Her apprehension about Blake quickly dissipates when she meets him. He and Josh may be related, but they seem nothing alike. As the evening at the cabin progresses, Mackenzie finds herself more and more attracted to Blake. The two end up spending the night together, oblivious to the others in the house.

They come downstairs the next morning, however, and reality comes back full force when they find Josh and Courtney’s bodies on the kitchen floor. The discovery horrifies all of the friends, and they contact the police right away. The police investigation quickly becomes a pressure test for the friends. Officers on the scene report no forced entry from any of the outer doors or windows. Their conclusion: one of the group must have been involved.
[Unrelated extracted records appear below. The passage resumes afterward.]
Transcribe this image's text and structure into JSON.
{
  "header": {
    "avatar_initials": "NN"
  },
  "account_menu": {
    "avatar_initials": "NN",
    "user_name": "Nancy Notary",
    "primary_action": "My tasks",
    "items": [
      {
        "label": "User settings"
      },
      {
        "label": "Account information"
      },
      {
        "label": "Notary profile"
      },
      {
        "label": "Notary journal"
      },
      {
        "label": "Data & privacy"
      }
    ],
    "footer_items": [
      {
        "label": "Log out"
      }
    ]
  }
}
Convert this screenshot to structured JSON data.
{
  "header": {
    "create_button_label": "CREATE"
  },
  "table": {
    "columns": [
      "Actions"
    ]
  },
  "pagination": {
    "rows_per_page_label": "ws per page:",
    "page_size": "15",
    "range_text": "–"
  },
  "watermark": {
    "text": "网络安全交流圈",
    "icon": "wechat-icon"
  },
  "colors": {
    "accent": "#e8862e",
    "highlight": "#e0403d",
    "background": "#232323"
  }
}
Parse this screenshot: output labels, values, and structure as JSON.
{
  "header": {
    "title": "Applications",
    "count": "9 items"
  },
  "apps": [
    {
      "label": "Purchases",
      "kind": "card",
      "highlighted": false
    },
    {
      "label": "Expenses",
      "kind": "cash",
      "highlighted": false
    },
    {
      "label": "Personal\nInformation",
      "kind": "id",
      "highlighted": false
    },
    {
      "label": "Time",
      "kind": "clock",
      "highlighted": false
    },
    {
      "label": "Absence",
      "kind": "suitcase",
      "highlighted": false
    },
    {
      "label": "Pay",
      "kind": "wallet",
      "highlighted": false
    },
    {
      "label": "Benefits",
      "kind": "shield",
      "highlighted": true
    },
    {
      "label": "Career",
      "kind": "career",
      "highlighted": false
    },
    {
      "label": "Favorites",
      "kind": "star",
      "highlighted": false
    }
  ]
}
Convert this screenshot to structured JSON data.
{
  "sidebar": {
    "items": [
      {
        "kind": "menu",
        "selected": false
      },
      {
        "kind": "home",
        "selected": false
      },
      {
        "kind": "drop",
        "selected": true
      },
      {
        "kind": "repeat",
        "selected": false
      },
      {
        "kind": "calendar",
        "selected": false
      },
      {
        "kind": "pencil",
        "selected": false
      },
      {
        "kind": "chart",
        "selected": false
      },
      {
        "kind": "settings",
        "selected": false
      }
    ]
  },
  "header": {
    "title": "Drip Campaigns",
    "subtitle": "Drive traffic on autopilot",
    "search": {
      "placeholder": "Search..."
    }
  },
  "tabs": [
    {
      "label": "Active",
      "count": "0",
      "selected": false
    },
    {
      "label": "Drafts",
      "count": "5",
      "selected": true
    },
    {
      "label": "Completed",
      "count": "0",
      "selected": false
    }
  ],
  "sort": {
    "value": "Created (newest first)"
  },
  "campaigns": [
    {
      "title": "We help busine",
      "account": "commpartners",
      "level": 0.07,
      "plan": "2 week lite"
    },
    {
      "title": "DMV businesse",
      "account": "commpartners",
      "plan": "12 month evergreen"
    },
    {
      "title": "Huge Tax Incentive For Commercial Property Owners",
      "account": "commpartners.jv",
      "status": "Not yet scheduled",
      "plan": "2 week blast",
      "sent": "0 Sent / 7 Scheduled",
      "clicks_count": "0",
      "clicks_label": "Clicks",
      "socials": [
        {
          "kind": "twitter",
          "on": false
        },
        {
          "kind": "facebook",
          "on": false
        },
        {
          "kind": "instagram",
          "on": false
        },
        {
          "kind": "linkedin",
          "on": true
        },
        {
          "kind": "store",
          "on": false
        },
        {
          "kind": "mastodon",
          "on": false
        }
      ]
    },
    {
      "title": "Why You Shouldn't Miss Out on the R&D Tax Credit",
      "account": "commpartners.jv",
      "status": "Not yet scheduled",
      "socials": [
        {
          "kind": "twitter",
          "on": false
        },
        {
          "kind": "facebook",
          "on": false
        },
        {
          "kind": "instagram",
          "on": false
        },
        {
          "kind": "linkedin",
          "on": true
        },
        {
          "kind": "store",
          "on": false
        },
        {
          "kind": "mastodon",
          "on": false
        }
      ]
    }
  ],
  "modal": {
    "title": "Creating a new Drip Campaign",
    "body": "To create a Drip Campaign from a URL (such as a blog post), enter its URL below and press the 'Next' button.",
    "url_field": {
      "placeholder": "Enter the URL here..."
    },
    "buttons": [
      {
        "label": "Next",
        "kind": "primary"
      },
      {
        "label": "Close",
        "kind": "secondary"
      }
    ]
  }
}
Mackenzie refuses to believe any of them could possibly have committed the heinous crime. She begins asking questions, but the friends start to crack. Bit by bit Mackenzie begins gathering information that makes her wonder whether she really knows her friends as well as she thought. Soon enough it’s apparent that whoever killed Josh and Courtney may not be done yet.

Author Natasha Preston tries to shore up the gravity of murder in this latest YA thriller but fails to keep the pace even. In accordance with her chosen genre, Preston spends quite a bit of time on the relationship between Mackenzie and Blake. Understandably, Mackenzie seeks Blake’s company for comfort. Because she’s just a teen, however, she doesn’t have the resources or the emotional fortitude to make it through a police investigation.

As Mackenzie begins looking into her friends, she doesn’t gain much traction. Instead she starts spinning her wheels. The result is that Mackenzie ends up more or less staying in place until the murderer is revealed, which keeps her role in the entire venture passive. Readers in the YA market may forgive her inactivity; other readers may not.

I recommend readers Bypass The Cabin.